Mexico’s second large quake in 12 days caused further damage to the country’s capital. Credit: Pedro Pardo/AFP/Getty

When a magnitude-7.1 earthquake struck central Mexico on 19 September, seismologists immediately wondered whether the tremor had any connection to the much larger jolt that hit off the country’s west coast 12 days earlier. Preliminary studies suggest that there is no direct link, but the pair of events this month has drawn renewed attention to Mexico’s seismic hazards.

The two quakes struck in a geologically surprising area — in the middle of the Cocos tectonic plate. This piece of Earth’s outer shell dives beneath the North American plate off the country’s Pacific coast, which is where most of the region’s quakes tend to occur. But farther to the east, beneath Mexico itself, the Cocos plate flattens out for hundreds of kilometres under the North American plate before taking a second, steeper dive into Earth’s depths. This month’s quakes happened at two different spots in this flat section, owing to geological stresses from the weight of the plate as it plunges downward.

Shifting ground

The 19 September earthquake, which has killed more than 320 people, struck about 120 kilometres south of Mexico City, much of which is built on an ancient lake bed. That location makes the city vulnerable because tremors shake the sediments like a bowl of jelly (V. M. Cruz-Atienza et al. Sci. Rep. 6, 38807; 2016). 
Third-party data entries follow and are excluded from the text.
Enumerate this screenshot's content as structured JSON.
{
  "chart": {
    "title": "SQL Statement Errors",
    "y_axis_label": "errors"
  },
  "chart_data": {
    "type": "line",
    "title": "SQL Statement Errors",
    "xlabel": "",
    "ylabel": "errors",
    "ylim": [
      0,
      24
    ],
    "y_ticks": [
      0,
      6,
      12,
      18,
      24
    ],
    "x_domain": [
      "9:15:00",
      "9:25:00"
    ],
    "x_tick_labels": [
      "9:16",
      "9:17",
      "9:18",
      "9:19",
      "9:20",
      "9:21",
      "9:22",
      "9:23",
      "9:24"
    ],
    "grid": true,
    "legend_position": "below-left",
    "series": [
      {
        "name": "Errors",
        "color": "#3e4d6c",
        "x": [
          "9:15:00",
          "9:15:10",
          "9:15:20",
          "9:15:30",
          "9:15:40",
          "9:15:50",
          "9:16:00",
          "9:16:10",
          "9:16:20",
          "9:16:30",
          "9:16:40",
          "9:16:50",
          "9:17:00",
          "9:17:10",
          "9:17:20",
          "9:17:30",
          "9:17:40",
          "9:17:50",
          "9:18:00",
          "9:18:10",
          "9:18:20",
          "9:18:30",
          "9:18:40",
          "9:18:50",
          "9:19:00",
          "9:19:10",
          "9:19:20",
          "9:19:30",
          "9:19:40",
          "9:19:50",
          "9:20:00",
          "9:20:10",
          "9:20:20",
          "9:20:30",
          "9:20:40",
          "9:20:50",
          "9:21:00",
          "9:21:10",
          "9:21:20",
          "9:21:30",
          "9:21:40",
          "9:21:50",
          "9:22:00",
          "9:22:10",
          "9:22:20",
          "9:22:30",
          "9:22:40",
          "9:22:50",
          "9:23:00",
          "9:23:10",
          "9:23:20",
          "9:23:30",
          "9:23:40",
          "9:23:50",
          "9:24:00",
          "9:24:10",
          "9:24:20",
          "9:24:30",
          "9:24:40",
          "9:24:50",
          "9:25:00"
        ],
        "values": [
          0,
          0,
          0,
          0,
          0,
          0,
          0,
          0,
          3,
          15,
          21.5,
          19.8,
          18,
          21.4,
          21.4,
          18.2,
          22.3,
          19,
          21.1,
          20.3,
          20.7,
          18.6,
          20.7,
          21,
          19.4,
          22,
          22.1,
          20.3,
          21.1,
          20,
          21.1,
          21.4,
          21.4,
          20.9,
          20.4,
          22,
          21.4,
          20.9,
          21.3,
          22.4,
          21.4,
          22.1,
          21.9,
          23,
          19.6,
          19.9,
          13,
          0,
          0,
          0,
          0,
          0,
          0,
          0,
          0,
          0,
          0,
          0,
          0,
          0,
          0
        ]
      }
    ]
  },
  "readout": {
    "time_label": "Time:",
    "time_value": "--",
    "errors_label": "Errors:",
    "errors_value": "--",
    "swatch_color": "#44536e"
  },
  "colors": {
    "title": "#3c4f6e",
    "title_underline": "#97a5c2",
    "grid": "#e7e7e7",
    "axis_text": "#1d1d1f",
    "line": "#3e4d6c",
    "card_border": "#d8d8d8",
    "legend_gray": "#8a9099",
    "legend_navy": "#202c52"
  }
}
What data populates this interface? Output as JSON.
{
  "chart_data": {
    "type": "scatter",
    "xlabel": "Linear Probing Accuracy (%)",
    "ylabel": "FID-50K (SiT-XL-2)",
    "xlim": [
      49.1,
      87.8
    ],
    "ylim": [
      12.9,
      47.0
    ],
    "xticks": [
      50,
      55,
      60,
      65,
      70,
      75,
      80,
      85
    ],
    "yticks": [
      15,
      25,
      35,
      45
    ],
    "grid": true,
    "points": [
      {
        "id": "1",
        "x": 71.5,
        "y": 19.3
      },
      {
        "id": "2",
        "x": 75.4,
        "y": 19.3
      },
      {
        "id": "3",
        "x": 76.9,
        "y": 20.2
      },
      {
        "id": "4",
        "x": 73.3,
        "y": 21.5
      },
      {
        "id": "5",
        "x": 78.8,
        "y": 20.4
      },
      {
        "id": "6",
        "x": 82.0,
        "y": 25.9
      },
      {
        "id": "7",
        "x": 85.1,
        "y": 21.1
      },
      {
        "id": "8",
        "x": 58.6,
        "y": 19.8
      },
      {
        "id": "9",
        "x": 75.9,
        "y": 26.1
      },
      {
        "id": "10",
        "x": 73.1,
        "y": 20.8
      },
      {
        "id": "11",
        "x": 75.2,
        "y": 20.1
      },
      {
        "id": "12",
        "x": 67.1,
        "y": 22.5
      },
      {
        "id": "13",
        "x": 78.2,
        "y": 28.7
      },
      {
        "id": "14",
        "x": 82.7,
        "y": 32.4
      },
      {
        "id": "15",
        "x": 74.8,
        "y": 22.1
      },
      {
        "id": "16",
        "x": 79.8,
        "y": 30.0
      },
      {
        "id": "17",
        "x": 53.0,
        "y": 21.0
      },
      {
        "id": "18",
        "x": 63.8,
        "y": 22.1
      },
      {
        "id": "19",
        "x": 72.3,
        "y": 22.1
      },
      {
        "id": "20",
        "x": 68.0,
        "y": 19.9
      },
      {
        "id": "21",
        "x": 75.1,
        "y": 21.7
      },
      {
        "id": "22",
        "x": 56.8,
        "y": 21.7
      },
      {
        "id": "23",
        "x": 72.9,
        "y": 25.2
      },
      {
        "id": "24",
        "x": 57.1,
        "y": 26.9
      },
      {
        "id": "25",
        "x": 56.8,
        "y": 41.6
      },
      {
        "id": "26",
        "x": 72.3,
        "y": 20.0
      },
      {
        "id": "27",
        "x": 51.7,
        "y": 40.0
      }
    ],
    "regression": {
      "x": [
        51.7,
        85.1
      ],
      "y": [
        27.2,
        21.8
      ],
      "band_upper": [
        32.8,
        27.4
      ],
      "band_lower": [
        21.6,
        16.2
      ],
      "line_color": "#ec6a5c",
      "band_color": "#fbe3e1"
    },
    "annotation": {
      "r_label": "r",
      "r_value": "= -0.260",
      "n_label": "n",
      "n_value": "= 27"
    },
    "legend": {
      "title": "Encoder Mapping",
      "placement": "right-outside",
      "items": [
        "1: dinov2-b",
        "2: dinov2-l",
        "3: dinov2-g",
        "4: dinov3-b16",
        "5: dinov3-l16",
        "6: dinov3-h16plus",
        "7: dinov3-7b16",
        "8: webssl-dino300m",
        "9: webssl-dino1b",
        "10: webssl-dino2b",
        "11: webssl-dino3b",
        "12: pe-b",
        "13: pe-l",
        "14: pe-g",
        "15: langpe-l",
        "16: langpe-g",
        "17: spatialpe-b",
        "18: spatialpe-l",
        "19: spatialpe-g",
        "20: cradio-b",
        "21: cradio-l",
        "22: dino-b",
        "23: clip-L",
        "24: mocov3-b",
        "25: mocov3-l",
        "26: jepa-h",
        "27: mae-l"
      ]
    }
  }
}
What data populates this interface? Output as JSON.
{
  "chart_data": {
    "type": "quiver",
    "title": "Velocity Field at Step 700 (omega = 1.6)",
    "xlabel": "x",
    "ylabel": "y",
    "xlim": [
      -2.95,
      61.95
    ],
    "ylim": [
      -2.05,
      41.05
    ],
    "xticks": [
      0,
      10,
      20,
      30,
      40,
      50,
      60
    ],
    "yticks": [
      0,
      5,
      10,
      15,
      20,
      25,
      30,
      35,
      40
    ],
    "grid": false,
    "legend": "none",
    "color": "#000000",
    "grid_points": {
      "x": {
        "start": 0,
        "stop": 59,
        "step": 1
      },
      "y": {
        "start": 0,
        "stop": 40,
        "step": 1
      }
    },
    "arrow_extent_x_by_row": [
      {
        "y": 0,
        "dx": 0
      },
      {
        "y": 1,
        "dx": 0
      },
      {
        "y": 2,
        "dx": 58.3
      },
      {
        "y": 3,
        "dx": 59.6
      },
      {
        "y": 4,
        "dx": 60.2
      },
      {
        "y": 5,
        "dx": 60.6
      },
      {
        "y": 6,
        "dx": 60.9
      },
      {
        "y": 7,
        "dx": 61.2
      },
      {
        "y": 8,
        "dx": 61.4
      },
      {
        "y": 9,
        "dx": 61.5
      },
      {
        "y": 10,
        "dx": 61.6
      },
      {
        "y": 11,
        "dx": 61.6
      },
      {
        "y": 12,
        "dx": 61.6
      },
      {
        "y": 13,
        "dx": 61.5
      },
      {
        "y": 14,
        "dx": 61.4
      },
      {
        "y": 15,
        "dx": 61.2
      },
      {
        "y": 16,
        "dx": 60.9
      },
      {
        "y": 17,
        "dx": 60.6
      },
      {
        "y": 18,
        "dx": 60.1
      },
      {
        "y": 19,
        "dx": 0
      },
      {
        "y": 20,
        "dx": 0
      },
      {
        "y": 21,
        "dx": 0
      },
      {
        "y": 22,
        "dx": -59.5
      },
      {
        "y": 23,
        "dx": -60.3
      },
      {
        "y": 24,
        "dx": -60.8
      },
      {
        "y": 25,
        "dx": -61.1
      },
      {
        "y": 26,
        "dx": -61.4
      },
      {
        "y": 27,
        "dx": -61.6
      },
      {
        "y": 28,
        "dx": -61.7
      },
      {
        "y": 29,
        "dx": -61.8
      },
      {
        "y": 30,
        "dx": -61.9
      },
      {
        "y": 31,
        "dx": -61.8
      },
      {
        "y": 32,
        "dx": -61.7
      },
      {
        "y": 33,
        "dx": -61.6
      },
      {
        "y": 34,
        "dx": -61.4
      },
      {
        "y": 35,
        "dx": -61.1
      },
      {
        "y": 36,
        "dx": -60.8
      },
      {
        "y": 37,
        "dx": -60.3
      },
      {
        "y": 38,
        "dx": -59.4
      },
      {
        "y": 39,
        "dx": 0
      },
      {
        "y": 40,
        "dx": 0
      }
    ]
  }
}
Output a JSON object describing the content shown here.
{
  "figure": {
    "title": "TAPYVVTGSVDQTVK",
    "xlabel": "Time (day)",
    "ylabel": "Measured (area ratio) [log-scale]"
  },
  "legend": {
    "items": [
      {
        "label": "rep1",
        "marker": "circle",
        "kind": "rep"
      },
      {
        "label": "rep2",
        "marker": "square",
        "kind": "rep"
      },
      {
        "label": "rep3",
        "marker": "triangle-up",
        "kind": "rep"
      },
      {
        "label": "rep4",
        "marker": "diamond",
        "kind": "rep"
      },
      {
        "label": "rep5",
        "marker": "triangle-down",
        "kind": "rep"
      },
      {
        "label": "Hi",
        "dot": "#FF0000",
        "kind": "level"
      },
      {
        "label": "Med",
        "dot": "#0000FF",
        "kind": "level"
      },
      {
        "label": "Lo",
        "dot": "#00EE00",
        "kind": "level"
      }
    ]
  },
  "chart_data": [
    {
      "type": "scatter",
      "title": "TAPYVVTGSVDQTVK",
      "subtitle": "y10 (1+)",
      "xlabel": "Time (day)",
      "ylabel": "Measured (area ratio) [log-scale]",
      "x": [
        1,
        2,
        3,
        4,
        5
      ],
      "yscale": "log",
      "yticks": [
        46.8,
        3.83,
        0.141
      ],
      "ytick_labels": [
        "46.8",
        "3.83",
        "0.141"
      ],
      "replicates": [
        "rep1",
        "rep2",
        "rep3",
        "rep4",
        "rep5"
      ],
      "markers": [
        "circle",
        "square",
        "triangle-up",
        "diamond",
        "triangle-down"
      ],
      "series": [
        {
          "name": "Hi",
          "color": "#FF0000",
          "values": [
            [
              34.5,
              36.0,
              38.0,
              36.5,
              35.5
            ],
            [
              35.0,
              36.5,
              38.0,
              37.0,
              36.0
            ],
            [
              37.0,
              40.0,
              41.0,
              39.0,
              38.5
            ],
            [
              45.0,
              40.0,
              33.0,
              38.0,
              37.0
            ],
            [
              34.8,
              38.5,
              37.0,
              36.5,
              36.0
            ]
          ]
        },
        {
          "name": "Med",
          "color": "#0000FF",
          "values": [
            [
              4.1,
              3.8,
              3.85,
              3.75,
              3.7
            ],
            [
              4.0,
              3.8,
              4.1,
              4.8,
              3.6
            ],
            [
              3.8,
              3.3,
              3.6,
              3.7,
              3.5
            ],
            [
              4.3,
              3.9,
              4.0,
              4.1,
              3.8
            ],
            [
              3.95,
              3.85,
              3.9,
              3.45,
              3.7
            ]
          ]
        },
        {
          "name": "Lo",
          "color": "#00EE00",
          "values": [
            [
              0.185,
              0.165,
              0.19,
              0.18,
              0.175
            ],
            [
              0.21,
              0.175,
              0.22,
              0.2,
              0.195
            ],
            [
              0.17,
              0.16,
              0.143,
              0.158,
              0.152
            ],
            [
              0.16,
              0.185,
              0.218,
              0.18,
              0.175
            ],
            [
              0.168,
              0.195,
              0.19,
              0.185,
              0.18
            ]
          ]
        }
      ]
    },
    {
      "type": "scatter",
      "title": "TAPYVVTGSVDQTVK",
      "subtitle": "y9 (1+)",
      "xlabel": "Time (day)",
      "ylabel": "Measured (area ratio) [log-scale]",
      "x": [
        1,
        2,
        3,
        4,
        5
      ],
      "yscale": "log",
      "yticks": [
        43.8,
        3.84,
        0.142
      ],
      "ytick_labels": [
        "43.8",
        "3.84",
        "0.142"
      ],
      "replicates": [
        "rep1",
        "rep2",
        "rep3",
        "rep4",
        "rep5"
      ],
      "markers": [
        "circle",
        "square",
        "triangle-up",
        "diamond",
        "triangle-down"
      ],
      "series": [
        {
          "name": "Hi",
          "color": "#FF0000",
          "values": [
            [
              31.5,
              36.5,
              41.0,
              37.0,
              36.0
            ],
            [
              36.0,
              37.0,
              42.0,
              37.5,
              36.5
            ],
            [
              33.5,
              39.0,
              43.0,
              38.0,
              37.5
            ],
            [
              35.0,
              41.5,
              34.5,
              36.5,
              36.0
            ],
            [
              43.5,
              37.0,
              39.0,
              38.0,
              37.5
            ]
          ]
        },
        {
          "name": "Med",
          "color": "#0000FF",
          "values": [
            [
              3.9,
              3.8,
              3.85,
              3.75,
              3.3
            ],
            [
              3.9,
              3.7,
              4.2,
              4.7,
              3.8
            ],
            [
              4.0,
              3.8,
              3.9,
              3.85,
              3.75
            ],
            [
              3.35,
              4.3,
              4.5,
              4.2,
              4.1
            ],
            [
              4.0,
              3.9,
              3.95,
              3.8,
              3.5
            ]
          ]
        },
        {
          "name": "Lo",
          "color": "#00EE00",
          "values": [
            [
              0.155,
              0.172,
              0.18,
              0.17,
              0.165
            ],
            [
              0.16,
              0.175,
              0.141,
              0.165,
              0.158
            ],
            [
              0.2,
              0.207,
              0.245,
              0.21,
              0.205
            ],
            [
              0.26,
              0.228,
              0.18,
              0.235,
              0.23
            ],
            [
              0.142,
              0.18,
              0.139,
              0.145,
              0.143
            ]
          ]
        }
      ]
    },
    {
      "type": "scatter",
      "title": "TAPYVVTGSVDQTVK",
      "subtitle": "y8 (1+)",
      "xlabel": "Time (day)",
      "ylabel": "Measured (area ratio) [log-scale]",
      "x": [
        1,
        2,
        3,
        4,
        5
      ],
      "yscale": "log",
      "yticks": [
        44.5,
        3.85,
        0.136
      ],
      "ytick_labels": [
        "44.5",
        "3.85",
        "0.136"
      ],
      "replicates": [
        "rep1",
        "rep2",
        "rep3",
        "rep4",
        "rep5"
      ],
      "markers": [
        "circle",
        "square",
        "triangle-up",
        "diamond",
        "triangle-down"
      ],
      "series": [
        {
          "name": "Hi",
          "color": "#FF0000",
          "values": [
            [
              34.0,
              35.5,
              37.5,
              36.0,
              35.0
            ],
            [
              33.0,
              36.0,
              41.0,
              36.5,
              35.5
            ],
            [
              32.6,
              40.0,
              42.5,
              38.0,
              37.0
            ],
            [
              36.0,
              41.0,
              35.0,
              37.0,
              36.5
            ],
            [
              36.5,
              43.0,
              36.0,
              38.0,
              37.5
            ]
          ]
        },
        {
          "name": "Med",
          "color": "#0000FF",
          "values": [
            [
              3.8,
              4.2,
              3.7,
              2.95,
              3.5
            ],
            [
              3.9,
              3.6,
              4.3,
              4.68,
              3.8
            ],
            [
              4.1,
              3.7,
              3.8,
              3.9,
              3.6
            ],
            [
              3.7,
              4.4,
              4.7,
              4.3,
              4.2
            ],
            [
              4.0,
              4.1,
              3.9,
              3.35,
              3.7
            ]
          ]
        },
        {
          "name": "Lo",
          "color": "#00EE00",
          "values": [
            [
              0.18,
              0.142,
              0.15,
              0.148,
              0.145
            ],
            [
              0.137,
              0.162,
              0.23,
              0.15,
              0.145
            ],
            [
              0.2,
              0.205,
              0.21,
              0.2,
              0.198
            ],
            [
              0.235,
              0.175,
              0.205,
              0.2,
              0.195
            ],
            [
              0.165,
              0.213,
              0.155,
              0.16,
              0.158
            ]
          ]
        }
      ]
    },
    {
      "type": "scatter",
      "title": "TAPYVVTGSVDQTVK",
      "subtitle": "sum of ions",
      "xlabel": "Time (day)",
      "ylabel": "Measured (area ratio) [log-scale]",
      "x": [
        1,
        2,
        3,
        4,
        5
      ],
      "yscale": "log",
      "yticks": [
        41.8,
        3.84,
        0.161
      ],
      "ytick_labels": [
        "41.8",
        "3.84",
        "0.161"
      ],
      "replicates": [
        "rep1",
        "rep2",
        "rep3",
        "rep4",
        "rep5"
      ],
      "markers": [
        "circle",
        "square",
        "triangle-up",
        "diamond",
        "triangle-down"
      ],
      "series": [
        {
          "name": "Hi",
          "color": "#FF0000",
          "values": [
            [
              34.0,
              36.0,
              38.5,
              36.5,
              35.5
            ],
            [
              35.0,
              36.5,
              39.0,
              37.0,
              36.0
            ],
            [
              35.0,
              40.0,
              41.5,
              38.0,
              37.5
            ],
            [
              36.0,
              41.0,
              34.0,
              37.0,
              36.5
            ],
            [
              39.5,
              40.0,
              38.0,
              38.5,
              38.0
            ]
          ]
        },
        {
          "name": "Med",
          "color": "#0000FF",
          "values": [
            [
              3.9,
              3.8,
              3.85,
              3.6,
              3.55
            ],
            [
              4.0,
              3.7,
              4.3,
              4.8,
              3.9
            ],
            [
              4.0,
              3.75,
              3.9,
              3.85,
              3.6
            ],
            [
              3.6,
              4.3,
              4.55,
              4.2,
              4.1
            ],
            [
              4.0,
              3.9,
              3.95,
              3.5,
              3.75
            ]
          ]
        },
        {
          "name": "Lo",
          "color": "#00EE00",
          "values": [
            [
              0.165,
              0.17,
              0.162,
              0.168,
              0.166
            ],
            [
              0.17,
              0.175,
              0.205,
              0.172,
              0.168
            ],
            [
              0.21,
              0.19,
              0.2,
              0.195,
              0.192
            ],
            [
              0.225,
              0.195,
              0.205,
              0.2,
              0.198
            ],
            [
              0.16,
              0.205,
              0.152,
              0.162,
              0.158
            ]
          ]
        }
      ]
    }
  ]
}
At the National Autonomous University of Mexico (UNAM) in Mexico City, scientists clocked the highest ground accelerations recorded at the site since measurements began in 1964, says Victor Cruz-Atienza, head of the UNAM seismology department. The acceleration was nearly double that seen on 19 September 1985, when a magnitude-8.0 quake along the coast of Michoacan sent seismic energy rippling into the capital, killing more than 5,000 people.

Because the epicentre of the 19 September 2017 quake was so much closer to Mexico City than the one in 1985, which struck 350 kilo­metres away from the city, the shaking was much stronger. At least 45 buildings collapsed in the capital after last week’s quake.

If the 19 September tremor had lasted longer, the damage and death toll could have been even worse. UNAM calculations suggest that the magnitude-7.1 quake ruptured a section of the Cocos plate about 40 kilometres long and took only about 10 seconds, says Cruz-Atienza, so structures didn’t shake for long enough to cause more of them to fall. Building regulations have also been considerably strengthened since the 1985 disaster.

Some 95 people lost their lives in the magnitude-8.1 quake on 7 September. It was Mexico’s largest earthquake in more than a century, tearing about 80 kilometres of the Cocos plate and lasting for more than 40 seconds.

Looking for links

The occurrence of two earthquakes in such a short time in the middle of the Cocos plate had some scientists wondering whether they could be linked. But others are sceptical: “We don’t think there is a causal relationship between the events,” says Cruz-Atienza. 

In the long term, big earthquakes can increase the risk of nearby seismic activity by transferring stress within Earth’s crust to adjacent geological faults. But that sort of ‘static stress’ transfer would normally not happen at a distance as great as the 650 kilometres between the first and second quakes, says Gavin Hayes, a seismologist at the US Geological Survey in Golden, Colorado. Initial calculations by seismologists Ross Stein at Temblor — a California technology firm in Redwood City that runs an earthquake education app — and Shinji Toda of Tohoku University in Sendai, Japan, suggest that the static-stress increase after the first quake was negligible. 

A large earthquake can also set off another by ‘dynamic triggering’ as its seismic waves ripple outwards, affecting geological faults at much greater distances than static-stress transfer does. But dynamic triggering usually happens within hours or days of the initial quake, making the 12-day gap between the 7 September event and the 19 September tremor hard to explain, says Eric Fielding, a geophysicist at NASA’s Jet Propulsion Laboratory in Pasadena, California.

“If that happened, the question is why it waited so long to go,” he says.